By Hana Al-Henaid and Michelle Nosratian

Located on the side of a small hill across from Seaver is the house where the headmaster of Harvard School used to live. The house has since been converted into the business and financial aid offices, where personnel deal with issues such as employee health insurance on a daily basis.

Chief Financial Officer Rob Levin’s rather bright, spacious office is in what used to be the headmaster’s living room. He sits upright in his chair as he discusses the school’s unique approach to employee health care.

“Only buy insurance if it’s mispriced or if you can’t afford not to,” Levin advised.

Those 13 words summarize the school’s $3.2 million insurance policy: a finely-tuned balance of primary self-insurance and secondary reinsurance for more than 300 employees.

“To put it another way, it’s just a hugely high deductible.”

The school’s health care policy covers $350,000 deductible per person, roughly $3 million overall, Levin said. “After that, insurance kicks in.”

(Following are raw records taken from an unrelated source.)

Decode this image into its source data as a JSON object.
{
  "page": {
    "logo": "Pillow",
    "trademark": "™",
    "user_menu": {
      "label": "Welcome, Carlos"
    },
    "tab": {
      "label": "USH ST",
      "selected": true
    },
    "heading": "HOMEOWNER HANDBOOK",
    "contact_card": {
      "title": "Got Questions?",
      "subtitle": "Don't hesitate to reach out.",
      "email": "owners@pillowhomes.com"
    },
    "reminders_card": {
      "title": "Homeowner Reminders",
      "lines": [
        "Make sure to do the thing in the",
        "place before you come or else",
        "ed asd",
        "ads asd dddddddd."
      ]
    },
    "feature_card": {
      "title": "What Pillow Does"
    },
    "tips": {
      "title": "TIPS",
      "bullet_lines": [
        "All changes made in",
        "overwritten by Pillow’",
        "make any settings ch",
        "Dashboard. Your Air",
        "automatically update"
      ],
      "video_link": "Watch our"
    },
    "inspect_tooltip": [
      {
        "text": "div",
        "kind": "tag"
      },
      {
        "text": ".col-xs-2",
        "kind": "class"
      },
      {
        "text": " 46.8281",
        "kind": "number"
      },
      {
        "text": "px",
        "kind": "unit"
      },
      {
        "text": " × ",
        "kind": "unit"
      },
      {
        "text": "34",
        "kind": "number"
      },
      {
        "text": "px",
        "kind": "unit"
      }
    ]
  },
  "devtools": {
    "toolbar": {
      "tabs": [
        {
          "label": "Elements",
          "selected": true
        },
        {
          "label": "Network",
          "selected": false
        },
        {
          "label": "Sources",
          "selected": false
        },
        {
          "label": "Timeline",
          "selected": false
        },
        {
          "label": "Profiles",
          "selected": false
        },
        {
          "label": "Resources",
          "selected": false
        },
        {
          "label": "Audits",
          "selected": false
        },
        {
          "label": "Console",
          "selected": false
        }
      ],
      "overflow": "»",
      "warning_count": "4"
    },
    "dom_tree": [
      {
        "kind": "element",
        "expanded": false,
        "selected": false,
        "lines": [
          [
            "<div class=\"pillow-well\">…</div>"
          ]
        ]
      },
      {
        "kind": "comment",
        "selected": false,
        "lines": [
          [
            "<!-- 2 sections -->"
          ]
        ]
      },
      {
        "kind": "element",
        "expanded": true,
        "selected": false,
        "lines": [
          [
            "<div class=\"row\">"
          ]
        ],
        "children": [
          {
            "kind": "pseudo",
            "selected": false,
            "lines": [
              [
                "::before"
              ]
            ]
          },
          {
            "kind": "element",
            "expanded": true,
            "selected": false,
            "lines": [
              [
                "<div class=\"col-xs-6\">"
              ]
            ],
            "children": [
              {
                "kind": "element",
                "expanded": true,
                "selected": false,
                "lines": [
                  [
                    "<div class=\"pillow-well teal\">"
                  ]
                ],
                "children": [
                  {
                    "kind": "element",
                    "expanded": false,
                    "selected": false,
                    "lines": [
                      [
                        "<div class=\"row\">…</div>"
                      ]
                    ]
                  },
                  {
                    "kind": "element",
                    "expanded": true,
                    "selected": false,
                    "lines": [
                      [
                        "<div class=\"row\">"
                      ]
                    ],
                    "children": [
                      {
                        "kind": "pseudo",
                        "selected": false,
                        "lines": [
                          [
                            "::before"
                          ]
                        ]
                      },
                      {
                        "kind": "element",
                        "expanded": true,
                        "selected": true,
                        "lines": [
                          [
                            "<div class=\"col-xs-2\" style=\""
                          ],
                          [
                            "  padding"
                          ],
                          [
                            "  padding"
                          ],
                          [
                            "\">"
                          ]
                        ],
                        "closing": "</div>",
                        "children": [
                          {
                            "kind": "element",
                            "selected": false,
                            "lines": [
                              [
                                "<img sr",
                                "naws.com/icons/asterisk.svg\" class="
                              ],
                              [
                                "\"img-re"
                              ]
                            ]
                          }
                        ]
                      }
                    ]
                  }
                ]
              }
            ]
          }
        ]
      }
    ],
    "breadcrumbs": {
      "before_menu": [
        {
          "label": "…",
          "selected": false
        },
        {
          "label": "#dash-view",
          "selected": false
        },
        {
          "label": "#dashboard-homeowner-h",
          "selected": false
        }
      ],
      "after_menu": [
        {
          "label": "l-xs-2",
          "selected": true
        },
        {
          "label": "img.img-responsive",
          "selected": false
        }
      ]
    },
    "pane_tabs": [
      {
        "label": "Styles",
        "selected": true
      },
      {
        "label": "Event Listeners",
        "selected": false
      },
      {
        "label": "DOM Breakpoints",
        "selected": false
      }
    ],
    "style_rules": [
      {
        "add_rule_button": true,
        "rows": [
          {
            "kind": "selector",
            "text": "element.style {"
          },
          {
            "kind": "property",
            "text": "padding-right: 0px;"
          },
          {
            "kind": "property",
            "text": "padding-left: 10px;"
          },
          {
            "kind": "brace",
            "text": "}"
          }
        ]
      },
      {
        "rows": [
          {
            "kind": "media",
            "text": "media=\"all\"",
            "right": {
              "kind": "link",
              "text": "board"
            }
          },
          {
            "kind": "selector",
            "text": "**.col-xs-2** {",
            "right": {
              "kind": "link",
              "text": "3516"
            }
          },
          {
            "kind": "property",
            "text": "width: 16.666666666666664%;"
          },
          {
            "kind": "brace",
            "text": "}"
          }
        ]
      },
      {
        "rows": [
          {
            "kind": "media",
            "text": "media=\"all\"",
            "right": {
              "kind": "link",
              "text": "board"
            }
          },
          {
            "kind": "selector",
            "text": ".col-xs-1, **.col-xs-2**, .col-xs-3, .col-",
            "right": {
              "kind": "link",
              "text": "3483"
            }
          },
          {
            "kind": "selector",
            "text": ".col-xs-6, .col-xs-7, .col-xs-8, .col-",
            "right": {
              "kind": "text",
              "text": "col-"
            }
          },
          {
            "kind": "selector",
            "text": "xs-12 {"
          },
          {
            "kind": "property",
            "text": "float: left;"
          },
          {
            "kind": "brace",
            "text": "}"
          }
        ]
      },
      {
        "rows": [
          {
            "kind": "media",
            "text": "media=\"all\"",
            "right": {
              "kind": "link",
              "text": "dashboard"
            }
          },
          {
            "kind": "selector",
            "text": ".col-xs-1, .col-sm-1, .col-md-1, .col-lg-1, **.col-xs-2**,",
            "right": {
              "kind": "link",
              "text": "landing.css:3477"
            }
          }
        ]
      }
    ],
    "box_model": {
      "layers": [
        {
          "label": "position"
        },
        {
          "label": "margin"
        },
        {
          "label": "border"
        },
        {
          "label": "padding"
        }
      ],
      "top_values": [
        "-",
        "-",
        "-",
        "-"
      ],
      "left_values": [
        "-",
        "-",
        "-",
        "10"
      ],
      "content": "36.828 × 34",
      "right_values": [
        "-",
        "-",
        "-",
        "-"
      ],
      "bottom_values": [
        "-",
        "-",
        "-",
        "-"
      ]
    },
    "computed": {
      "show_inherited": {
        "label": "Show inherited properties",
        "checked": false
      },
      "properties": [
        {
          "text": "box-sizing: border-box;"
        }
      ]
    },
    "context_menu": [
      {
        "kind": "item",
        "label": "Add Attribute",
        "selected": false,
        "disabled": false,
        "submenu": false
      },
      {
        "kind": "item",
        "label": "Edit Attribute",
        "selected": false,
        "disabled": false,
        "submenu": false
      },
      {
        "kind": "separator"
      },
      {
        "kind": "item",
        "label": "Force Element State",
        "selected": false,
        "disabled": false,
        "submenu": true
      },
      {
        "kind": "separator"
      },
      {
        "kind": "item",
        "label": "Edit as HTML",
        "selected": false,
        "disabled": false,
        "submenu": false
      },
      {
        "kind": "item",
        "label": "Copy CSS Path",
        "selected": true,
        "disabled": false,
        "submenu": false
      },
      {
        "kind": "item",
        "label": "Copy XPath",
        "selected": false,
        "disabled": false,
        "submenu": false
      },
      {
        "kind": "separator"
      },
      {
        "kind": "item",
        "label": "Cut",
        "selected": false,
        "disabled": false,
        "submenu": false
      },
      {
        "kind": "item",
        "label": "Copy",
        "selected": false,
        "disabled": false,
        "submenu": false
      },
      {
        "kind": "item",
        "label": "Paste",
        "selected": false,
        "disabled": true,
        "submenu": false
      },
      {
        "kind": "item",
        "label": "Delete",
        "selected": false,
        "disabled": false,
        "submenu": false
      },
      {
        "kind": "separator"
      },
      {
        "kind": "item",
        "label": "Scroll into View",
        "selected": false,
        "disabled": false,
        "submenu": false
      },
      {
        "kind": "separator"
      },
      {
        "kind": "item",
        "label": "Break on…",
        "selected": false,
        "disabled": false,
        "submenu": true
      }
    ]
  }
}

The school’s reinsurance is provided by Blue Cross, which is also the school’s Preferred Provider Organization, so the school encourages its employees to go to doctors who work with Blue Cross.

“When our people go to Blue Cross Organizations, we save a lot of money. In turn, we give incentives for people to do that so people here save a lot of money,” Levin said. “We pay 90 percent, the teacher pays 10 percent. School wins, the teacher wins, the doctor loses.”

The policy between the school and Blue Cross is fairly unique to Harvard-Westlake.

“Blue Cross wanted to sell us a policy,” Levin said. “We told them we want your doctors but we don’t want them as our insurance company; we just want your network and your pricing. They did not like this. Apparently, it had never been done in California. We got our self-insured plan with Blue Cross’s PPO: we just pay them a fee to have access to their network.”

Over the past 17 years, self-insurance has saved the school millions of dollars in insurance company premiums, Levin said.

“A few years ago, we were at $2.6 million [spent on health insurance]. Now the insurance company would say, ‘things are going up at 15 percent a year, nationally and of course we have to make a profit,’ and our premium the next year would have been $3 million,” he said.

However, within the next two years, the amount the school was spending on health care insurance was closer to $1.5 million than $3 million, and because the school is self-insured, it pocketed the savings.

The school is also a firm believer in conservative budgets, according to Levin. For example, when the school’s health insurance cost was $1.6 million in 2007, the school’s anticipated budget was $2.7 million.

Despite the $1 million variance, the school maintained the $2.7 million budget insurance for the following year.

“We still budget at around $2.8 million because we figure good luck doesn’t last forever,” Levin said. “That’s why when the whole world imploded this past year; you weren’t reading about layoffs at Harvard-Westlake.”

“If you go to blue cross they say ‘we have 7 different plans, choose from the crummy one to the good one for your teachers,’” Levin said. “As a self-insured institution, we write our own plans. We set our percentages.”

Ever since President Barack Obama announced his plans for health care reform, it has been at the forefront of national politics. The debates between which approach is the right approach for the United States to take in regards to health care maintain a ubiquitous presence on cable news networks, talk radio, and newspapers. However, the Harvard-Westlake business office has other ideas.

“We don’t know what Obama-care is going to be because it’s going to be compromise-care, congressional care. As it becomes clearer and we have to react then we will,” Levin said. “The worst being that we will have to join some federal plan and ours will get disbanded and we’ll get less care for more money.”

Levin is pretty confident about Harvard-Westlake’s system of self-insurance.

“We have good years, we have bad years but on average we are way ahead of the game,” Levin said. “Given the realities in this country and our system of health care, is what we have decidedly better than average? Yes. Are we able to tailor it the way we want? Yes. So we’re getting a better plan and saving money.”